“Someone is behind you,” she heard her sister say, in Arabic.
It was Tuesday afternoon, around 2 p.m., on the main floor of Zimmerman Library. It was Election Day, the culmination of one of the more divisive presidential campaigns in recent history, and America was waiting to find out who would lead the country for the next four years.
Students filled the library as they usually do, studying and chatting quietly in small groups.
This was the scene when, while working on homework with her sister and friends, one UNM student was targeted for her headscarf, referred to as the common hijab customarily worn by Muslim women.
Before the incident, the student said she noticed her sister looking around nervously and giving her a strange look, which is when she told her someone was behind her.
Turning around, the student said she was faced with a man she recognized from class, just as he was reaching toward her forehead.
She said he was aiming for her hijab, trying to pull it off her head.
Reacting quickly, she leaned away from his approach. He then reached for her arm, shaking her repeatedly.
The student said she then stood up, removing herself from his grasp and asking the man, “What was that for?”
He initially looked shocked by her reaction, she said, and then explained to her his frustrations about not being able to retaliate when people speak negatively about President-elect Donald Trump.
The student — who said she hardly knew the man and had never spoken about politics with him before — stood in disbelief.
“You can say anything you want to me and I don’t mind,” she responded at the time. “You can tell me anything you want and I probably won’t even respond. But as soon as you put your hands on me, you touch me. You physically assault me. That’s when things become serious.”
They stood there in conversation for the next few minutes, she said, which is when she noticed the atmosphere of the room around her.
Everyone appeared uncomfortable but, to her surprise, no one stood up in her defense.
The man eventually left and the student said she rejoined her sister and friends.
“As soon as I sat down, everyone else just looked shocked. They were just frozen,” she said. “That whole time, no one said a word. No one knew what to do.”
After the incident, the student said she was scared to report it to anyone, fearing her next encounter with the man in their shared class.
It was at this point that she said she tweeted about what had happened to her.
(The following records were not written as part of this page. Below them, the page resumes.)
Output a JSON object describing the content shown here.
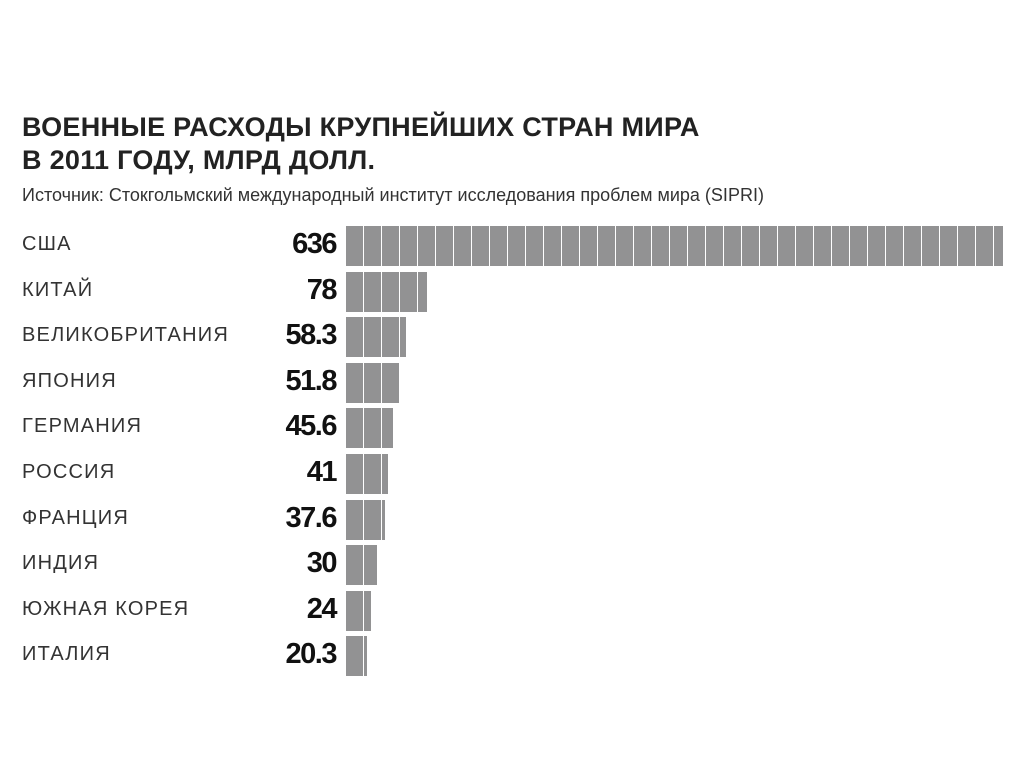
{
  "chart_data": {
    "type": "bar",
    "orientation": "horizontal",
    "title": [
      "ВОЕННЫЕ РАСХОДЫ КРУПНЕЙШИХ СТРАН МИРА",
      "В 2011 ГОДУ, МЛРД ДОЛЛ."
    ],
    "subtitle": "Источник: Стокгольмский международный институт исследования проблем мира (SIPRI)",
    "categories": [
      "США",
      "КИТАЙ",
      "ВЕЛИКОБРИТАНИЯ",
      "ЯПОНИЯ",
      "ГЕРМАНИЯ",
      "РОССИЯ",
      "ФРАНЦИЯ",
      "ИНДИЯ",
      "ЮЖНАЯ КОРЕЯ",
      "ИТАЛИЯ"
    ],
    "values": [
      636,
      78,
      58.3,
      51.8,
      45.6,
      41,
      37.6,
      30,
      24,
      20.3
    ],
    "value_labels": [
      "636",
      "78",
      "58.3",
      "51.8",
      "45.6",
      "41",
      "37.6",
      "30",
      "24",
      "20.3"
    ],
    "bar_color": "#929293",
    "grid": false,
    "legend": "none"
  }
}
The tweet, which read “Guys, a trump supporter tried pulling off my hijab... This is not a joke anymore, all non-whites have become targets. Stay safe,” has since been retweeted nearly 20,000 times, and has garnered a spectrum of responses, some supportive and some negatively charged.
Through it all, the student said she tried to remain anonymous.
“I think social media is both positive and negative. It’s positive because people need to know this is really happening,” she said. “Then there’s those people that don’t believe it happened. They think I’m lying and doing this for attention. But for me, whenever I talk to news or even on Twitter, I try to stay anonymous. I don’t want this for myself at all. I don’t want any negative attention.”
After speaking with her family and reading several of the responses on social media, she said she decided to report the incident.
The student went to the Office of Equal Opportunity and explained the situation, saying her biggest concern was that no one had come to her aid.
They discussed her options and she said she eventually decided she did not want to bring any charges against the man.
“He did make a mistake. But I think, since he is in my class, I might get the opportunity to talk to him personally and explain to him that what he did affected me and affected the people that were around me,” she said.
UNMPD later contacted her to make sure she was safe after hearing about the incident.
“The Office of Equal Opportunity is very concerned about hate-bias or discriminatory incidents on campus this week, as we value the diversity of our students, faculty and staff. We also emphasize the importance of respectful dialogue on campus,” said OEO Director Francie Cordova. “OEO is the campus location to report any civil rights concerns. We will also guide any faculty, staff or student to any additional resources they may need.”
One of those resources coming up this week is an OEO-organized event. Officials will hold Kindness Corner on Tuesday from 2:00 to 4:00 p.m. in Mesa Vista Hall, an event designed to encourage kindness and respect for all students in a time when emotions are running high following Election Day’s surprising outcome.
“I feel like that if someone had come after or during and stood up for me, then I wouldn’t have even felt the need to put it on Twitter,” she said. “But since no one came up to me, I thought, ‘OK, this is going on and people don’t really know what to do.’ Just whenever you see something like this happening, stand up for whoever is being affected. That’s it. It just takes one word or one action to change a whole person’s perspective.”